Hay ideas que nacen con fecha de caducidad. Un árbol, una vida, el nombre de la campaña que lanzó el Ayuntamiento de Madrid a principios de 1990, es una de ellas. La campaña la resume el titular: a cada recién nacido le correspondía un árbol al que se le bautizaba con el nombre del neonato. Solo dos años más tarde el periodista Francisco Peregil, periodista en El País, hablaba de la propuesta en términos de fracaso.
Otra periodista, Ada Nuño, publicaba hace un par de veranos en El Confidencial un artículo a través del que uno se enteraba de esta historia.

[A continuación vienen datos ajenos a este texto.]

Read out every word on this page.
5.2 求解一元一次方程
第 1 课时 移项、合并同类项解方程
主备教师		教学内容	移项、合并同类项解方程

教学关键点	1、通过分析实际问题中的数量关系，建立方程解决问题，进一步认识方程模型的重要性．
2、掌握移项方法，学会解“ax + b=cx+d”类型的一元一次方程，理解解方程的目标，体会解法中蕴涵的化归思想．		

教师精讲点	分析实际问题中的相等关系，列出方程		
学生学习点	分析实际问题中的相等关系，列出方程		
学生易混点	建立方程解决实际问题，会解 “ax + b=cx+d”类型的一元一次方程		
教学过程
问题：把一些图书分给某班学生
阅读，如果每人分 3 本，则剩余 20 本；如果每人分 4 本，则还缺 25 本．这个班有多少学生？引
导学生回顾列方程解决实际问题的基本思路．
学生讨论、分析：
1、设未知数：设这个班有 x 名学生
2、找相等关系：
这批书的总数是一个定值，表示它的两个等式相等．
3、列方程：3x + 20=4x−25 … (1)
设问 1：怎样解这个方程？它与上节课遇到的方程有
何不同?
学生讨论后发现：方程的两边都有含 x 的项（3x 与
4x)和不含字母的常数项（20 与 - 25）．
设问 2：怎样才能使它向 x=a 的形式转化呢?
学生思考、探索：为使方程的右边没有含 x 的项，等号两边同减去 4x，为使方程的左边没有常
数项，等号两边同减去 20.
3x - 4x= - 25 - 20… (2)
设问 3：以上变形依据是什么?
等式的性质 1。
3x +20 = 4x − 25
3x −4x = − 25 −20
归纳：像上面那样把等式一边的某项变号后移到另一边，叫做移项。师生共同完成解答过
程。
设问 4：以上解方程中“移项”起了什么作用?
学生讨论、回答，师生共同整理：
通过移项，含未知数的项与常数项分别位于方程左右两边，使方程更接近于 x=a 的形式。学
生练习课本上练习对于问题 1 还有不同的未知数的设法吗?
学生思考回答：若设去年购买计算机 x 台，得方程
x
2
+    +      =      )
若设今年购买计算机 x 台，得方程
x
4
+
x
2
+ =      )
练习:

Nuño hablaba de una búsqueda de sus orígenes: de un trabajo austerlitziano (si se permite el epónimo y la pedantería) para encontrar su árbol.
Sin importar que finalmente lo encontrara (o que no porque la placa desapareció o el árbol dejó de existir), Nuño cuenta el origen de esta idea: “La idea fue concebida por el Partido Radical Italiano y propuesta ante el Parlamento Europeo, y Madrid fue la primera en llevarla a la práctica junto con Jerusalén, gracias al empeño del entonces alcalde Agustín Rodríguez Sahagún y de Esperanza Aguirre, que era concejal de Medio Ambiente”.
Un madroño y una carta
La forma que tenía el Ayuntamiento de Madrid de informar de este privilegio era a través de una carta: el cartero llegaba a casa de los padres con a) un madroño de un año de vejez en una maceta y b) una carta que decía que efectivamente había un árbol a nombre del neonato.
El fracaso de la propuesta tiene dos grandes ejes. Eje número uno: cada año nacían 22.000 madrileños y el Ayuntamiento solo podía plantar 11.000. Eje número dos: visitar el árbol de uno requería una peregrinación –al de Tetuán le ponían el árbol en Usera y al de Usera en Argüelles, por decir algo.
La idea languideció hasta morir y el paso del tiempo hace que se recupere en distintas formas. Al final, relacionar natalidad y naturaleza es cosa tentadora desde el prisma político.
Ciudadanos propuso hacer algo parecido (sin placa) en Alcalá de Henares y Pozuelo lo llevó a cabo (sin placa) mediante la iniciativa Bosque de la vida.
Placas sin nombre
Madrid acumula en sus calles cicatrices de la ciudad que fue o que pudo ser o que ha sido o que sigue siendo. Se ve en las tipografías de las placas y se puede ver cuando uno mira a sus charoles. La idea de instalar en el suelo placas (de cerámica, por cierto) para conmemorar un nacimiento recuerda a la de tatuarse la palma de la mano.
Y la idea también recuerda a otras acciones municipales que quieren registrar la ciudad en una foto. Cosa imposible: de parecerse a algo se parece a un vídeo o al torrente de un río.
La fachada del Ayuntamiento de Benidorm (de cristal) tiene inscrito en sus ventanales el nombre de los ciudadanos que en algún momento de los dosmiles habitaron la ciudad. Como si fuera un homenaje, como una petición al tiempo para que se detenga.